Having sacked a boss in Di Matteo who claimed the first European Cup in the club's history, and the FA Cup during his interim spell in charge, assessing a barometer for success in west London has become virtually impossible under Abramovich, leaving Benitez to be rather cloak and dagger about his targets.
"I don't care about the short-term. I have in my head to win every game. We have five trophies to fight for so I will fight for them from day one and at the end we will see what happens. In football, and in life you don't know. In seven months you can win some trophies and I'm sure everyone will give the right thing.

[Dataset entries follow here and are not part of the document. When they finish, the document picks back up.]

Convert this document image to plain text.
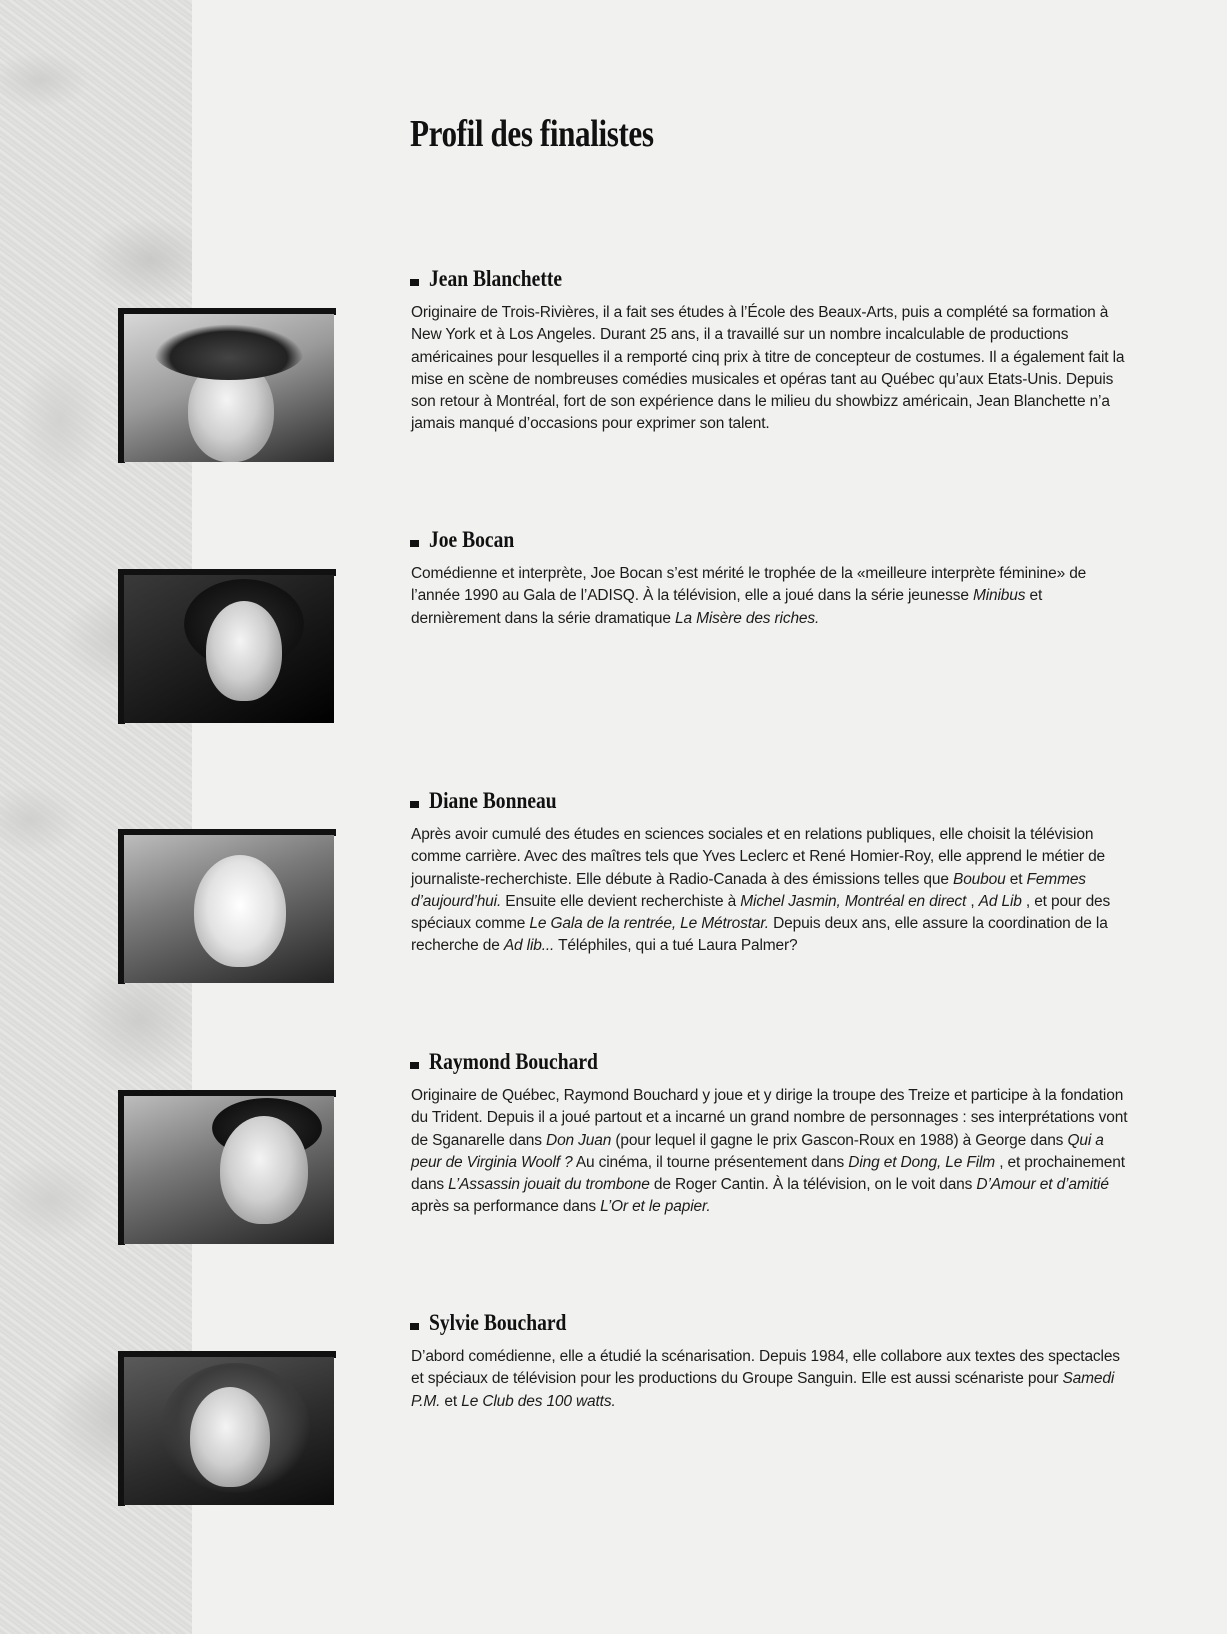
Profil des finalistes
Jean Blanchette

Originaire de Trois-Rivières, il a fait ses études à l’École des Beaux-Arts, puis a complété sa formation à New York et à Los Angeles. Durant 25 ans, il a travaillé sur un nombre incalculable de productions américaines pour lesquelles il a remporté cinq prix à titre de concepteur de costumes. Il a également fait la mise en scène de nombreuses comédies musicales et opéras tant au Québec qu’aux Etats-Unis. Depuis son retour à Montréal, fort de son expérience dans le milieu du showbizz américain, Jean Blanchette n’a jamais manqué d’occasions pour exprimer son talent.

Joe Bocan

Comédienne et interprète, Joe Bocan s’est mérité le trophée de la «meilleure interprète féminine» de l’année 1990 au Gala de l’ADISQ. À la télévision, elle a joué dans la série jeunesse Minibus et dernièrement dans la série dramatique La Misère des riches.

Diane Bonneau

Après avoir cumulé des études en sciences sociales et en relations publiques, elle choisit la télévision comme carrière. Avec des maîtres tels que Yves Leclerc et René Homier-Roy, elle apprend le métier de journaliste-recherchiste. Elle débute à Radio-Canada à des émissions telles que Boubou et Femmes d’aujourd’hui. Ensuite elle devient recherchiste à Michel Jasmin, Montréal en direct , Ad Lib , et pour des spéciaux comme Le Gala de la rentrée, Le Métrostar. Depuis deux ans, elle assure la coordination de la recherche de Ad lib... Téléphiles, qui a tué Laura Palmer?

Raymond Bouchard

Originaire de Québec, Raymond Bouchard y joue et y dirige la troupe des Treize et participe à la fondation du Trident. Depuis il a joué partout et a incarné un grand nombre de personnages : ses interprétations vont de Sganarelle dans Don Juan (pour lequel il gagne le prix Gascon-Roux en 1988) à George dans Qui a peur de Virginia Woolf ? Au cinéma, il tourne présentement dans Ding et Dong, Le Film , et prochainement dans L’Assassin jouait du trombone de Roger Cantin. À la télévision, on le voit dans D’Amour et d’amitié après sa performance dans L’Or et le papier.

Sylvie Bouchard

D’abord comédienne, elle a étudié la scénarisation. Depuis 1984, elle collabore aux textes des spectacles et spéciaux de télévision pour les productions du Groupe Sanguin. Elle est aussi scénariste pour Samedi P.M. et Le Club des 100 watts.
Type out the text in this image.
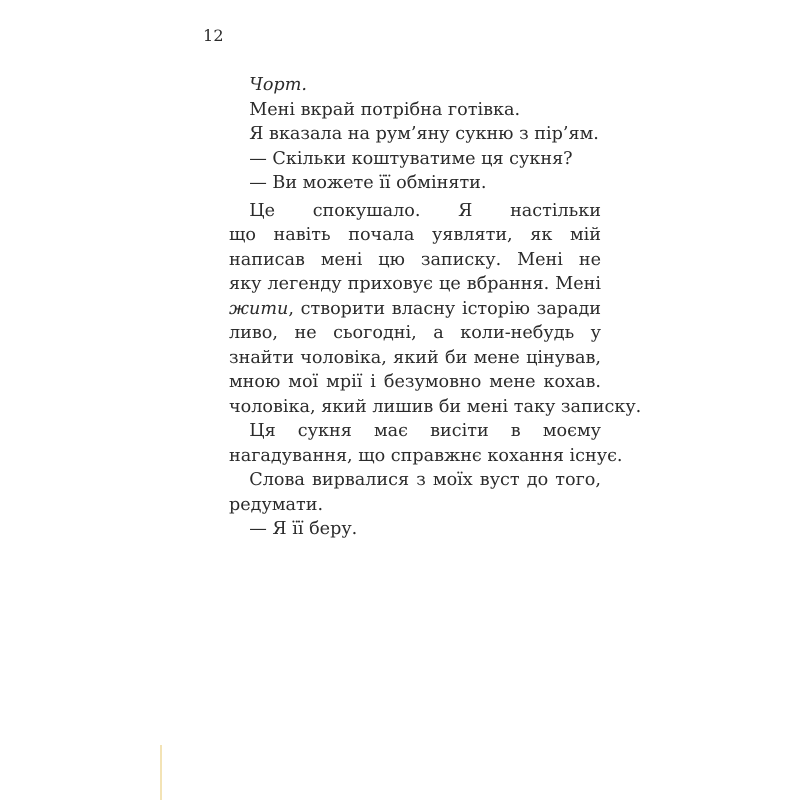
12
Чорт.
Мені вкрай потрібна готівка.
Я вказала на рум’яну сукню з пір’ям.
— Скільки коштуватиме ця сукня?
— Ви можете її обміняти.
Це спокушало. Я настільки
що навіть почала уявляти, як мій
написав мені цю записку. Мені не
яку легенду приховує це вбрання. Мені
жити, створити власну історію заради
ливо, не сьогодні, а коли-небудь у
знайти чоловіка, який би мене цінував,
мною мої мрії і безумовно мене кохав.
чоловіка, який лишив би мені таку записку.
Ця сукня має висіти в моєму
нагадування, що справжнє кохання існує.
Слова вирвалися з моїх вуст до того,
редумати.
— Я її беру.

"I was talking with Michael Emenalo and he never said 'oh you have to do this you have to do that'. He said we believe in you, you have a good team and we know you can do well with these players so. I didn't hear anything from him that you have to do this or that.
"For a lot of years that I have experience at a big level and normally I have to do what I have to do for winning. So I hope that everyone will understand that when I make mistakes they will be my mistakes and if I have to do something I will do it."
The mention of Emenalo was a regular occurrence during Benitez's unveiling. The technical director is very much the go between as he conveys Abramovich's ideas while the coach executes them on the pitch.
But even Chelsea's Russian owner is likely to be easier to work with than George Gillett and Tom Hicks, whose falling out damaged Benitez's ability to conduct business in the transfer market during his spell at Anfield, amid the boardroom power struggle.
"You saw how we were performing at Liverpool even with all these problems," Benitez said. "Here you don't have two owners who aren't talking to each other. You have an owner, a technical director and good staff, so for me maybe it's easier. It was a difficult time.
"If you have two bosses who do not even talk, it is difficult. You say you want a striker and one of them says they don't know, and the other says [something else]. This will be easier."
Arguably, you could interpret Benitez's interim spell as quiet the opposite of easy.
After a two year absence from management, Rafa's integrity as a top flight manager is in jeopardy. Fail with the riches and the embarrassment of midfield talent, and his chances of securing another high profile job could be nothing more than a pipe dream.
In fact, such are the shackles expected to be imposed on Benitez, not least in the January transfer window, you could even suggest his desperation led to accepting a job with a limited future
"You know there were a lot of comments in the press could have signed a three-four year contract, huge salary, I could go to another continent for big money but I wanted to stay in Europe, I wanted to stay in England. I've always said I wanted to stay in the Premier League so I'm really happy and pleased to be in the Premier League again with a top side who can win trophies.
"My mentality, my passion for the game my forward thinking about the game is that you have to lose nothing. I think it's the opposite, you have most hunger more desire to win trophies now more than before.
"I have a challenge to manage a top side and that I've been waiting for one or two years and why would I say no now?" Quite.